There is an asymptote at [MATH]x = 1[/MATH] as [MATH]a[/MATH] approaches either [MATH]\infty[/MATH] or [MATH]-\infty[/MATH], where no point of intersection will ever fall. It should be possible to graph the path of these points as a function of [MATH]x[/MATH].

 

[Steven G]

You want to find the point of intersection of the two lines, which depends on a. The point of intersection will still be an (x,y) point on the plane, in terms of a. Yes, you need to involve y in this experiment!

 

[Dr.Peterson]

So do i get a parametric equation?

x= (3-a)/(2-a), y= 2(3-a)/(2-a) + a

And directly finding a cartesian is not that simple i guess?

Solve the first equation for a in terms of x, then put that in place of a in the second equation. That will give you an equation for y as a function of x. No, it isn't easy, but it's straightforward. (You may want to simplify your second equation first.)

 

[apple2357]

Solve the first equation for a in terms of x, then put that in place of a in the second equation. That will give you an equation for y as a function of x. No, it isn't easy, but it's straightforward. (You may want to simplify your second equation first.)
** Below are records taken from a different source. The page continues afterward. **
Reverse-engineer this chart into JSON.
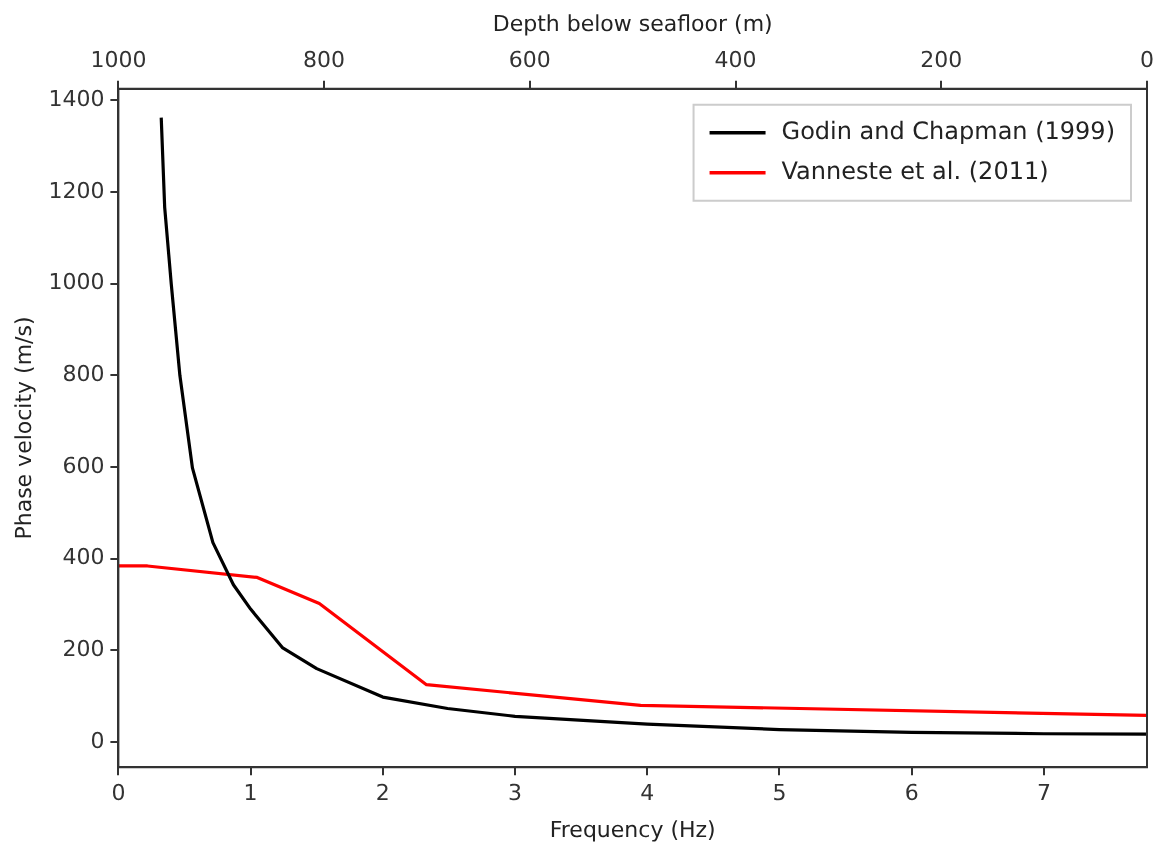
{
  "chart_data": {
    "type": "line",
    "xlabel": "Frequency (Hz)",
    "ylabel": "Phase velocity (m/s)",
    "x2label": "Depth below seafloor (m)",
    "xlim": [
      0,
      7.78
    ],
    "xticks": [
      0,
      1,
      2,
      3,
      4,
      5,
      6,
      7
    ],
    "x2lim": [
      1000,
      0
    ],
    "x2ticks": [
      1000,
      800,
      600,
      400,
      200,
      0
    ],
    "ylim": [
      -55,
      1425
    ],
    "yticks": [
      0,
      200,
      400,
      600,
      800,
      1000,
      1200,
      1400
    ],
    "grid": false,
    "legend": "top right",
    "marker": "none",
    "line_style": "solid",
    "series": [
      {
        "name": "Godin and Chapman (1999)",
        "color": "#000000",
        "x": [
          0.324,
          0.35,
          0.4,
          0.465,
          0.56,
          0.715,
          0.87,
          1.0,
          1.24,
          1.5,
          2.0,
          2.49,
          3.0,
          4.0,
          5.0,
          6.0,
          7.0,
          7.78
        ],
        "values": [
          1362,
          1167,
          999,
          800,
          598,
          435,
          343,
          290,
          206,
          160,
          98,
          73,
          56,
          39,
          27,
          21,
          18,
          17
        ]
      },
      {
        "name": "Vanneste et al. (2011)",
        "color": "#ff0000",
        "x": [
          0,
          0.22,
          1.05,
          1.52,
          2.33,
          3.95,
          7.78
        ],
        "values": [
          384,
          384,
          359,
          302,
          125,
          80,
          58
        ]
      }
    ]
  }
}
Yes after doing the algebra, i get y= (2x^2-3)/(x-1) which appears correct. Its interesting that the path of an intersection point between two lines can produce something like this! Before i explored it on software, i wasn't expecting anything so different.

Does anyone know of other surprising paths ( well surprising to you!) that are produced by looking at intersection points?